29 Eylül 2009 Salı

iki

ters giden bir şey olursa hemen uykulara yansır, rüyaları hatırlanmaya değer hale getirir. karmaşa da yoktur hani bu rüyalarda. ne sürreel görüntüler ne de fantastik ayrıntılar. sadece olan biten farklı bir dille anlatılır onlarda. gerçeğe nazaran çok daha rahatsız edici ve sembolik. daha bir ağlamaklı sanki.

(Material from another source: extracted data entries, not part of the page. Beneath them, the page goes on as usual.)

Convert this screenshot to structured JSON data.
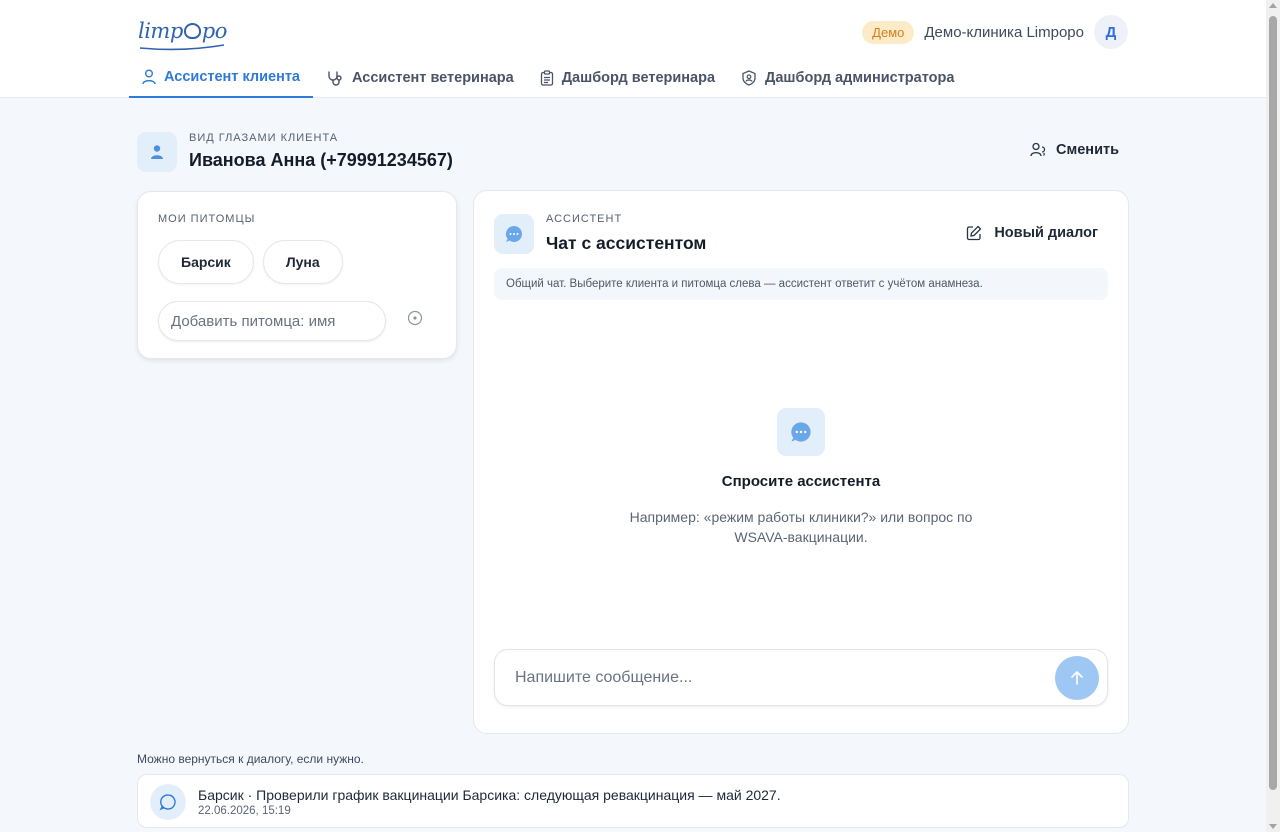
{
  "header": {
    "logo_prefix": "limp",
    "logo_suffix": "po",
    "demo_badge": "Демо",
    "clinic_name": "Демо-клиника Limpoро",
    "avatar_initial": "Д"
  },
  "tabs": [
    {
      "label": "Ассистент клиента",
      "icon": "user-icon",
      "active": true
    },
    {
      "label": "Ассистент ветеринара",
      "icon": "stethoscope-icon",
      "active": false
    },
    {
      "label": "Дашборд ветеринара",
      "icon": "clipboard-icon",
      "active": false
    },
    {
      "label": "Дашборд администратора",
      "icon": "shield-user-icon",
      "active": false
    }
  ],
  "client": {
    "overline": "Вид глазами клиента",
    "name": "Иванова Анна (+79991234567)",
    "switch_label": "Сменить"
  },
  "pets": {
    "title": "МОИ ПИТОМЦЫ",
    "items": [
      "Барсик",
      "Луна"
    ],
    "add_placeholder": "Добавить питомца: имя"
  },
  "chat": {
    "overline": "АССИСТЕНТ",
    "title": "Чат с ассистентом",
    "new_dialog_label": "Новый диалог",
    "notice": "Общий чат. Выберите клиента и питомца слева — ассистент ответит с учётом анамнеза.",
    "empty_title": "Спросите ассистента",
    "empty_hint": "Например: «режим работы клиники?» или вопрос по WSAVA-вакцинации.",
    "input_placeholder": "Напишите сообщение..."
  },
  "history": {
    "hint": "Можно вернуться к диалогу, если нужно.",
    "items": [
      {
        "text": "Барсик · Проверили график вакцинации Барсика: следующая ревакцинация — май 2027.",
        "time": "22.06.2026, 15:19"
      }
    ]
  },
  "colors": {
    "accent": "#2f7ad8",
    "demo_badge_bg": "#fdebc8",
    "demo_badge_text": "#d2811b",
    "send_button": "#9ec7f4"
  }
}
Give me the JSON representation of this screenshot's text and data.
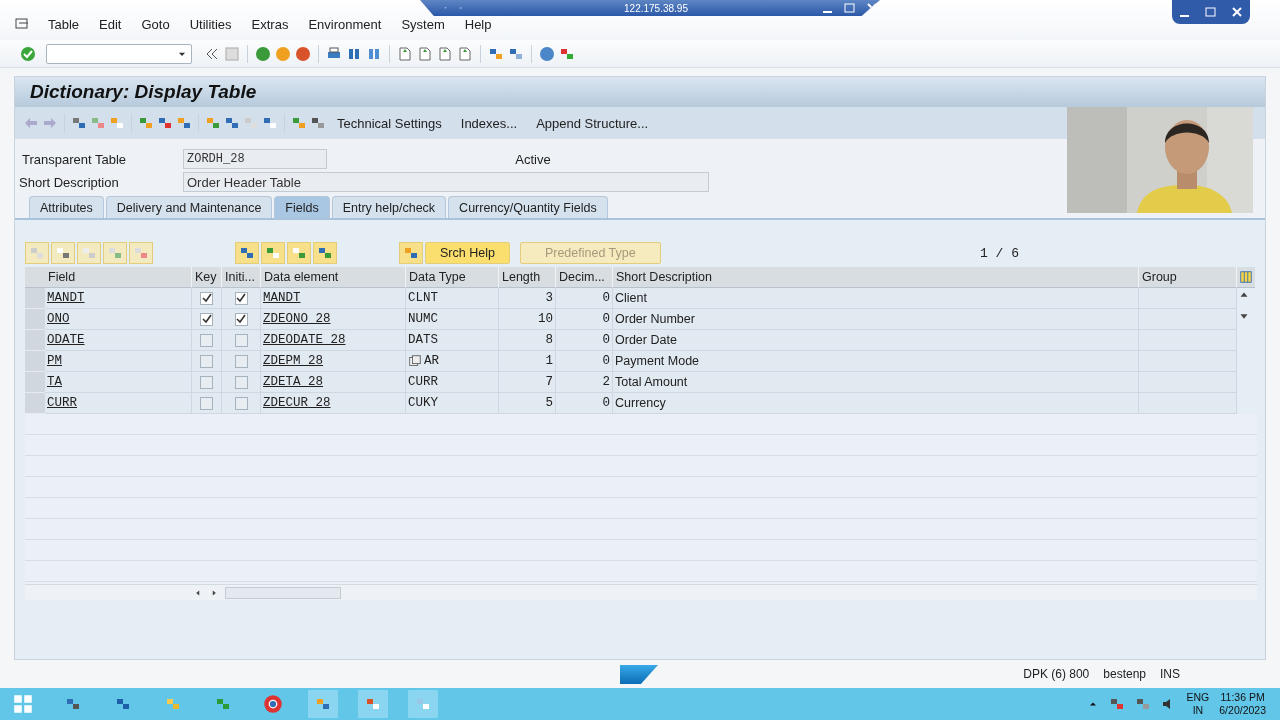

ters giden bazı şeyler o kadar rahatsız edicidir ki, ne gerçeği istenir ne de rüyası. unutulmak için yaşanmıştır sanki onlar. bu yüzden anlatılmazlar. ne arkadaşlara ne de rüya tabirleri kitaplarına. anlatmak yerine sıradan bir gün yaşar insan. biraz mide bulantısıyla, biraz hissettirilmeyen iç sıkıntısıyla.

bazen sıkıntı o kadar doldurur ki insanın içini, yemekler ne boğazdan geçer, ne midede barınabilir. işte o zaman bir kısır döngüye girilir. güç kayboldukça gırtlak daralır, mide tutmadıkça yaşam enerjisi azalır. biraz sıvıya tamah eder bünye, sinirler yıprandıkça yıpranır.

kısır döngünün bir diğer yüzü de yıkımla alakalıdır. çünkü ortada uydurulmuş bir kehanet vardır. hayır efendim, tanrı kimsenin kulağına fısıldamamıştır böyle bir şeyi. düpedüz uydurmadır. ve ne kadar uyduruksa o kadar gerçekleştirilmeye çalışılır. bir kişinin yanlışı yüzünden bütün insanlık suçlanır. en değerli olan bile "sen de aynılarını yapacaksın" diyerek yaftalanır.

sonra gün gelir, o kadar üstüne gidilir ki bu kıymetlinin, aynılarını yapmaya zorlanır. üzüntüyle birlikte rahatlama gelir. ne de olsa haklı çıkılmıştır. bir ilişkinin daha içine edilmiş, hiç yoktan iki kalp kırılmıştır. biri göğsünü yarıp içini gösterene aittir; diğeri kırık kalbin sorumluluğunu üstlenene. o da aşkından mı kırılmıştır, aslında kendisine ait olmayan bir sorumluluktan mı, bilinmez.

evet, bazı insanlar yok etmeye programlanmıştır. ama sadece kendileri tarafından. "ne yapayım, ben böyleyim" demek insanın canını acıtıyorsa, böyle olmak istemiyorsa, hiçbir sihirli değneğin olan biteni değiştirmek için gelmeyeceğini anlamalıdır.

ne yaşatmayı, ne yok etmeyi seçtiğimiz zaman...
kendi yalnızlığımızda kavrulup sadece ortak paydalarda birleşmeyi başardığımız zaman...
belki de huzurlu olacağız.

çünkü aslında kimse, bir başkasına, kendinden fazla değer vermez.